Everyone surrounded us, standing silently, and I felt the heat of their eyes like I was a mouse and they were snakes circling me.
“What are you talking about?” Damon asked him. “What do you mean ‘to us’? What did she do?”
I stared at Will, shaking my head slowly, begging him. Not here. Please, not here. Not now.
He straightened and drifted backward a couple of steps, finally having me trapped exactly where I deserved and savoring this moment.
“She’s the reason we all went to jail seven years ago,” he told them.
Emory
Seven Years Ago
-A few months after the attack on Martin Scott-
“Hey,” Thea called out, entering our room.
I looked up from my desk, seeing her whip off her Mia Wallace wig and toss it on our futon couch with the adrenaline needle she’d made me plaster to her chest earlier tonight. Her boyfriend was supposed to complete her Pulp Fiction theme by going as Vincent Vega, but they got in a fight an hour before, and I let her go to the party alone.
Like a jerk.
“Hey,” I said, smiling at her makeup smeared everywhere. “Have fun?”
Judging from the lipstick across her cheek, Vincent must’ve found her and they made up.
But she just shrugged. “Eh, I don’t remember.”
I snorted as she skipped over to me, the beer on her breath hitting my nose. “But I thought of you.” She held out a small jack-o’-lantern, already carved with a toothless happy face. “I stole it from in front of a frat house on my way home.”

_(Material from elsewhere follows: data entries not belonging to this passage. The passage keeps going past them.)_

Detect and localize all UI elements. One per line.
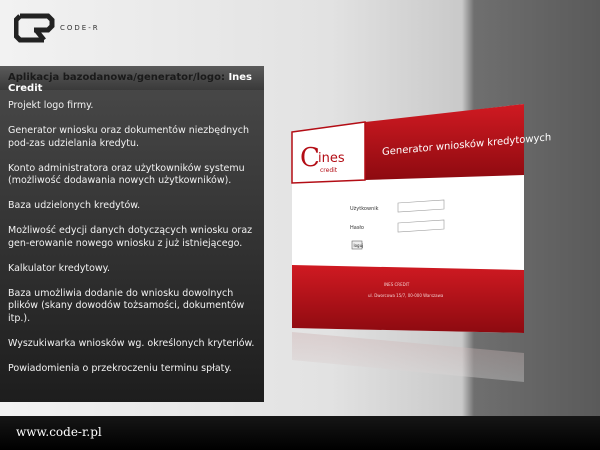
panel-title: Aplikacja bazodanowa/generator/logo: Ine… — [0, 66, 264, 94]
mockup-footer-line1: INES CREDIT — [384, 282, 410, 287]
mockup-reflection — [292, 332, 524, 382]
feature-item: Konto administratora oraz użytkowników s… — [8, 162, 245, 187]
feature-item: Możliwość edycji danych dotyczących wnio… — [8, 225, 253, 249]
mockup-footer-line2: ul. Dworcowa 15/7, 00-000 Warszawa — [368, 293, 444, 298]
feature-item: Generator wniosku oraz dokumentów niezbę… — [8, 125, 250, 149]
mockup-login-button-label: loguj — [354, 243, 364, 248]
panel-title-label: Aplikacja bazodanowa/generator/logo: Ine… — [8, 72, 264, 94]
code-r-logo-icon[interactable] — [14, 12, 56, 44]
mockup-user-label: Użytkownik — [350, 206, 379, 212]
feature-list: Projekt logo firmy. Generator wniosku or… — [8, 100, 258, 388]
footer-url-link[interactable]: www.code-r.pl — [16, 425, 102, 439]
brand-text: CODE-R — [60, 24, 100, 32]
mockup-password-label: Hasło — [350, 225, 364, 231]
feature-item: Kalkulator kredytowy. — [8, 262, 110, 274]
mockup-logo-sub: credit — [320, 167, 338, 174]
feature-item: Projekt logo firmy. — [8, 100, 94, 111]
feature-item: Wyszukiwarka wniosków wg. określonych kr… — [8, 337, 255, 349]
feature-item: Baza udzielonych kredytów. — [8, 200, 141, 211]
footer: www.code-r.pl — [0, 416, 600, 450]
feature-item: Baza umożliwia dodanie do wniosku dowoln… — [8, 287, 245, 324]
header: CODE-R — [0, 0, 600, 64]
feature-item: Powiadomienia o przekroczeniu terminu sp… — [8, 362, 232, 374]
description-panel: Aplikacja bazodanowa/generator/logo: Ine… — [0, 66, 264, 402]
mockup-footer — [292, 265, 524, 333]
mockup-logo-main: ines — [318, 151, 345, 166]
mockup-logo-c: C — [300, 143, 320, 173]
panel-title-prefix: Aplikacja bazodanowa/generator/logo: — [8, 72, 229, 83]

I laughed, taking it. “Thank you.”
Man, I lucked out with roommates.
I shook my head, setting the pumpkin on my desk. After I’d graduated last spring, I convinced Martin to use my college fund to put Grand-Mère in the nicest home money could buy because I didn’t need it. With a scholarship thanks to my stunning designs around Thunder Bay, showcasing how you can make a ruin still functional while keeping its character, I didn’t need my college fund. What I didn’t cover with the scholarship, I got in loans. Screw it.

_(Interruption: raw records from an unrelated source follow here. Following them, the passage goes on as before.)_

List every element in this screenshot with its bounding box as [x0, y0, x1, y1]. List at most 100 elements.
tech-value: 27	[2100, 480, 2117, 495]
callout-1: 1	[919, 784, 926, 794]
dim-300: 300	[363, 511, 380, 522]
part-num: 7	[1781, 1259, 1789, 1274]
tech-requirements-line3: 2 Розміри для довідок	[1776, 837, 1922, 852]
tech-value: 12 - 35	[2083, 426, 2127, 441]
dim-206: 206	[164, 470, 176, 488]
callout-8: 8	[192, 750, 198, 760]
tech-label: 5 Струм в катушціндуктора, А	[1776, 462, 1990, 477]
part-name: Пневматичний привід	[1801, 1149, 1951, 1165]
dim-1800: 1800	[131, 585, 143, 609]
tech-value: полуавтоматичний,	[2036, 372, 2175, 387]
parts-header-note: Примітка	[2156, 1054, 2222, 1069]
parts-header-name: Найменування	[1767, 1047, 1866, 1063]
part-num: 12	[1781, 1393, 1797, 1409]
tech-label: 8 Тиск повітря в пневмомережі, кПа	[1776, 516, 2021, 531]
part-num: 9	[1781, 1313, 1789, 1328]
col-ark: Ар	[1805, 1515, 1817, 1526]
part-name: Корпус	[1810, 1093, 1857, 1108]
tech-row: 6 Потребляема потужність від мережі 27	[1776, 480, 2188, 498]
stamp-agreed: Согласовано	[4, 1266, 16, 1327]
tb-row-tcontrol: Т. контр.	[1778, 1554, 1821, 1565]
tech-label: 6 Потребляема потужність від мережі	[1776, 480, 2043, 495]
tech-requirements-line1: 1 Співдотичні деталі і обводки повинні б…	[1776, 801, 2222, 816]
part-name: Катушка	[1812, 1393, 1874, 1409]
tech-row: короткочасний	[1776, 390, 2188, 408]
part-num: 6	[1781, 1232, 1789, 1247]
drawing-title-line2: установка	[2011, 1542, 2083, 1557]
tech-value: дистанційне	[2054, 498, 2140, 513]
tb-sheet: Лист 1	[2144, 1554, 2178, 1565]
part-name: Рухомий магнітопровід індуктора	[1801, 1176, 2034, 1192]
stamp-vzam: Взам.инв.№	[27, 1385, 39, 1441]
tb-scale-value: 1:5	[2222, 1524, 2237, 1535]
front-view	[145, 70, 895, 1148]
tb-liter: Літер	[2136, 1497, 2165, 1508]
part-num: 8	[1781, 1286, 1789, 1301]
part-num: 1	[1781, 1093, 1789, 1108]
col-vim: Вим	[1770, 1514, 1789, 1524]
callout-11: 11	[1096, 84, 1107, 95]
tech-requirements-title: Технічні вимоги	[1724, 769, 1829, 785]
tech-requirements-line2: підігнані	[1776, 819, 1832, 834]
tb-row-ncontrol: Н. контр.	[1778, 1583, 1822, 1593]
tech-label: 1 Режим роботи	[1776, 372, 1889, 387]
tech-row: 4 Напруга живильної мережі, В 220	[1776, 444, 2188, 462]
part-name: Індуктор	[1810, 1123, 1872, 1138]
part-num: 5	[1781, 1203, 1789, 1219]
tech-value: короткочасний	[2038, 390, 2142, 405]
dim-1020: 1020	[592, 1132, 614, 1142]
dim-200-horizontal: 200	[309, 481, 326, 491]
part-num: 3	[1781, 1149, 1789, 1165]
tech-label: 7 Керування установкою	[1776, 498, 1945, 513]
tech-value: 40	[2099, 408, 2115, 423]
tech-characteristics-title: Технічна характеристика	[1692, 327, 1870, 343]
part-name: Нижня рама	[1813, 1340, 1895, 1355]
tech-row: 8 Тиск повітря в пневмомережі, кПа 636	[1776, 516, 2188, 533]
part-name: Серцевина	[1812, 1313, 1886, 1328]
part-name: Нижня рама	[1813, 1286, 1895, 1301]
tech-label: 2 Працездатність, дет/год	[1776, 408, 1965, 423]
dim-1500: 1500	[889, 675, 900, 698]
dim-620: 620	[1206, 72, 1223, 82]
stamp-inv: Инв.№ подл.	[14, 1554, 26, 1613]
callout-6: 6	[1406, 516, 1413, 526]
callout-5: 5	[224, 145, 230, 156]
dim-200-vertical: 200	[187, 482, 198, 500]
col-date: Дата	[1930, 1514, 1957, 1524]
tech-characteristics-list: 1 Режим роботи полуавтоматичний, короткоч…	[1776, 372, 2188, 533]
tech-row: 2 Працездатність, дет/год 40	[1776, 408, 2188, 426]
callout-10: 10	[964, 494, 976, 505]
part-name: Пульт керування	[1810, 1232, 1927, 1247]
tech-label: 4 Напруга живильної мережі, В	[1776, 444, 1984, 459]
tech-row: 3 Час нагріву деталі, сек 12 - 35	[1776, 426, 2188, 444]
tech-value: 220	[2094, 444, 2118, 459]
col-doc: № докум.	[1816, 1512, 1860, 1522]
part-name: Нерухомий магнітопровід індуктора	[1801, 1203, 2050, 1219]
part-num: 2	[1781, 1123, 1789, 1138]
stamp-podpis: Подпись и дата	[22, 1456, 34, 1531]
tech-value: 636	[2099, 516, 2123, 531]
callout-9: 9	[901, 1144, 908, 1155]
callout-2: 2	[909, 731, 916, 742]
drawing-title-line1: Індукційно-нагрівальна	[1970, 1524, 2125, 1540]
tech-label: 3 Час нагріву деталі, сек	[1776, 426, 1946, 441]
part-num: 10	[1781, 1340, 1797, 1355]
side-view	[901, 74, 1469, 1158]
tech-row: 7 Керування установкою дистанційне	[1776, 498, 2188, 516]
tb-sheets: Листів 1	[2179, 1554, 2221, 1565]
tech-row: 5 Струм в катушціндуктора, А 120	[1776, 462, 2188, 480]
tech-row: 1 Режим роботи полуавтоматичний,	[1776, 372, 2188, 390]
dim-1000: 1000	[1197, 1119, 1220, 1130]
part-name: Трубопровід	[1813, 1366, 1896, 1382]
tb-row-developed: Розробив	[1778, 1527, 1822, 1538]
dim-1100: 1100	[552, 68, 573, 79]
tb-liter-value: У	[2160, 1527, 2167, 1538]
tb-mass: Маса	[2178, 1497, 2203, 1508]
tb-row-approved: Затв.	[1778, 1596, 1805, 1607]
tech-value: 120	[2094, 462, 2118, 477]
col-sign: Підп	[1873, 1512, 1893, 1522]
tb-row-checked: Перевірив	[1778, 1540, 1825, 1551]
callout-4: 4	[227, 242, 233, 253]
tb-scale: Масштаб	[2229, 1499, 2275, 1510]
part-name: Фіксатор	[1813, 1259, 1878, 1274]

I had wanted to handle her myself, but he had power of attorney over her care, and that wasn’t changing. He agreed when I outlined the perks of having the house to himself finally, plus the respect and admiration of people thinking he paid for her first-class care out of his modest, civil servant salary.
I called her every day, and I hadn’t spoken to him since I’d left after graduation. I interned in San Francisco for the summer, snuck into town in late July to visit her, and then promptly left again to move into my dorm.

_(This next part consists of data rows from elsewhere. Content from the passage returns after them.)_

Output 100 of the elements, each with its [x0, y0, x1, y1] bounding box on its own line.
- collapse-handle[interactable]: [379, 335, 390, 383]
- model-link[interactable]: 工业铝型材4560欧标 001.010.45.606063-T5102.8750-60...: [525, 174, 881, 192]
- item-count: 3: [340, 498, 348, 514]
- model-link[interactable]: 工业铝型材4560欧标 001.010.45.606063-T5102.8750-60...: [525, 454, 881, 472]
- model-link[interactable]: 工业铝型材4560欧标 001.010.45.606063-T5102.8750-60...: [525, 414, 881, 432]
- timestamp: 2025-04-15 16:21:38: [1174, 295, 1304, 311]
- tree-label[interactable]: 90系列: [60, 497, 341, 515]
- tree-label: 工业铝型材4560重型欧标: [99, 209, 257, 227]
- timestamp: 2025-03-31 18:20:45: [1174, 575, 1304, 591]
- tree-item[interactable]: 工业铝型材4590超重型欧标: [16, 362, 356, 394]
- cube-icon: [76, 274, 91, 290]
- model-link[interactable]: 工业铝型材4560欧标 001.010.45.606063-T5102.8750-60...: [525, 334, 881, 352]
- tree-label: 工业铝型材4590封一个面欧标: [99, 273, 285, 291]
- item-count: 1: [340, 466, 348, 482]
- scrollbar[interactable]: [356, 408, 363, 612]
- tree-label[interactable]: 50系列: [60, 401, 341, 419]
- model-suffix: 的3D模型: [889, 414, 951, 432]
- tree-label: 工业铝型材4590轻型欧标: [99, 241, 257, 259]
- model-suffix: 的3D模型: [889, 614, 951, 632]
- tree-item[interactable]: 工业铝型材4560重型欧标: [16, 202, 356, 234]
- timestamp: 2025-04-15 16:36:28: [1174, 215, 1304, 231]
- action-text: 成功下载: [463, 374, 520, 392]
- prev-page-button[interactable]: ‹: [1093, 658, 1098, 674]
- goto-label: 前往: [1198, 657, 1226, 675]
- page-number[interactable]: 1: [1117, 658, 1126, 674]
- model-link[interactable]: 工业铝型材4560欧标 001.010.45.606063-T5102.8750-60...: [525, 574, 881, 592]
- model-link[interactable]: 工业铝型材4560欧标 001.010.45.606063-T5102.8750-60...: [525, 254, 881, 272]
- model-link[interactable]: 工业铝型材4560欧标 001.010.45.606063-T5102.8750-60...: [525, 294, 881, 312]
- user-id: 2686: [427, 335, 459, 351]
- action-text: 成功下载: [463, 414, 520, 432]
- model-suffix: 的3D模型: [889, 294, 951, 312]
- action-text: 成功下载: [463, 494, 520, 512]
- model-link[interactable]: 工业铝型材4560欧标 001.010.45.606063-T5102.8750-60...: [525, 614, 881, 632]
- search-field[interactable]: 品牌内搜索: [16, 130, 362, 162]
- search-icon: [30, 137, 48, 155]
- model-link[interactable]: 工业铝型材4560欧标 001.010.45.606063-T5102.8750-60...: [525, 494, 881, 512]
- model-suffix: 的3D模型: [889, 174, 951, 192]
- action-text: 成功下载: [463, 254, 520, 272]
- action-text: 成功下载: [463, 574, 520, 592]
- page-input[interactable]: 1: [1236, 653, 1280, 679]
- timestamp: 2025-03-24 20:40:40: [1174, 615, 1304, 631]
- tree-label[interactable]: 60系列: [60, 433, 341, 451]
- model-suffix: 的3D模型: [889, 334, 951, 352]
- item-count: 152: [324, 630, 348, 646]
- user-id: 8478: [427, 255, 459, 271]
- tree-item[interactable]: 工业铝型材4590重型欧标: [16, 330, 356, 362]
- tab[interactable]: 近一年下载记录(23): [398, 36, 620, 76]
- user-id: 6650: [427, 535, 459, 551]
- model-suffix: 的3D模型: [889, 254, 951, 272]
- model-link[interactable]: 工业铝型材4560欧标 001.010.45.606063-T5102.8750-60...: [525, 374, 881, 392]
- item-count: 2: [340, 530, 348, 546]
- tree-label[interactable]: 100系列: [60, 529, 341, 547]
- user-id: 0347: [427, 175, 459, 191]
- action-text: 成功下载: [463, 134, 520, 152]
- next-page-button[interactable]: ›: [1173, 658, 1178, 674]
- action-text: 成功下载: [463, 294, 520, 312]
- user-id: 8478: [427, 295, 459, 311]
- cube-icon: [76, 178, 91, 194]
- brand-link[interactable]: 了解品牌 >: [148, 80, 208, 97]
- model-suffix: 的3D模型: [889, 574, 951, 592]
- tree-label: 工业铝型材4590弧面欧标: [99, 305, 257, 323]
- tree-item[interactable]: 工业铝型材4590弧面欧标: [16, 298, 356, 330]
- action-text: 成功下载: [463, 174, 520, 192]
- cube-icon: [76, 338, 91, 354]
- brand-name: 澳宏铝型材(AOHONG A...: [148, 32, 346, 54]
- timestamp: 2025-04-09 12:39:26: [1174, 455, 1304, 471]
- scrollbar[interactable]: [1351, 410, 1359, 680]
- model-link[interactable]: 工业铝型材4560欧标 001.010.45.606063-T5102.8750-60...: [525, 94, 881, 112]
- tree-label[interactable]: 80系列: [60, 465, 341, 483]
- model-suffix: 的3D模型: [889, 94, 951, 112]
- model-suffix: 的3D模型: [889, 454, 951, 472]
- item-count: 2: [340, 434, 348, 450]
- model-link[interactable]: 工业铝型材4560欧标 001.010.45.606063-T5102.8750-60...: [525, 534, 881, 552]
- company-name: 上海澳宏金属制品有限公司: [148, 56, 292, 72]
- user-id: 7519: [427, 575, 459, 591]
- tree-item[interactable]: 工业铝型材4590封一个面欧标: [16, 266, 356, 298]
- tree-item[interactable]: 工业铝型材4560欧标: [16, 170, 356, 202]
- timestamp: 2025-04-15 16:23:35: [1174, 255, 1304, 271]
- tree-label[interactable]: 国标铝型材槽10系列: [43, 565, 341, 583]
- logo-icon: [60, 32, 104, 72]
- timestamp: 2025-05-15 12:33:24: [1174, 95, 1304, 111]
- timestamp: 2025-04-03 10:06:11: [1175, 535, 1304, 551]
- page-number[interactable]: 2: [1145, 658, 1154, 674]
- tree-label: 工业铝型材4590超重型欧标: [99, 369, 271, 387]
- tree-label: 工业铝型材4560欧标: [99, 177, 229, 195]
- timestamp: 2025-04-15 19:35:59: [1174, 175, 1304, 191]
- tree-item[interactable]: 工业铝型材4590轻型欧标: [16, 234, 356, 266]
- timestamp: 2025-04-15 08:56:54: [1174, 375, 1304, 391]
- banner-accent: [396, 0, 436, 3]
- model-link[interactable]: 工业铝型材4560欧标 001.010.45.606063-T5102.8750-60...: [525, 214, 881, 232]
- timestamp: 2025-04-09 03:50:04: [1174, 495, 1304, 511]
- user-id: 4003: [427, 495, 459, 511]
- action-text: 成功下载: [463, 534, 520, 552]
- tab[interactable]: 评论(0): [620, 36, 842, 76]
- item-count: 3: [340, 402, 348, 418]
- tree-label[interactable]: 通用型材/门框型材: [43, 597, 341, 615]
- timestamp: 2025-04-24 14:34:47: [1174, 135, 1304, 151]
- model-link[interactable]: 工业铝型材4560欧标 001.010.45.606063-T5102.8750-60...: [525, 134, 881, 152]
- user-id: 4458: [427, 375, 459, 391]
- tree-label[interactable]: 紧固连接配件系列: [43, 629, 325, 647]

“You should’ve come,” Thea said. “For once, just say…‘yes’.” And then she moaned loudly. “Yes, yes, yes!”
There were no shortages of parties and fun at Berkeley, but in the two months since school had started, adjusting to a new set of people and new surroundings proved harder than I thought it would be.
Which was stupid, because I didn’t think anyone would agree I’d particularly adjusted to Thunder Bay, either, and I grew up there.
I was kind of homesick.
“I ruin the fun,” I told her with a half-smile. “Trust me.”
I took out a pack of matches from my drawer and lit the tealight still inside the pumpkin, the warm glow peeking out of his eyes and mouth. We weren’t supposed to be lighting anything in the dorms, but they’d never know.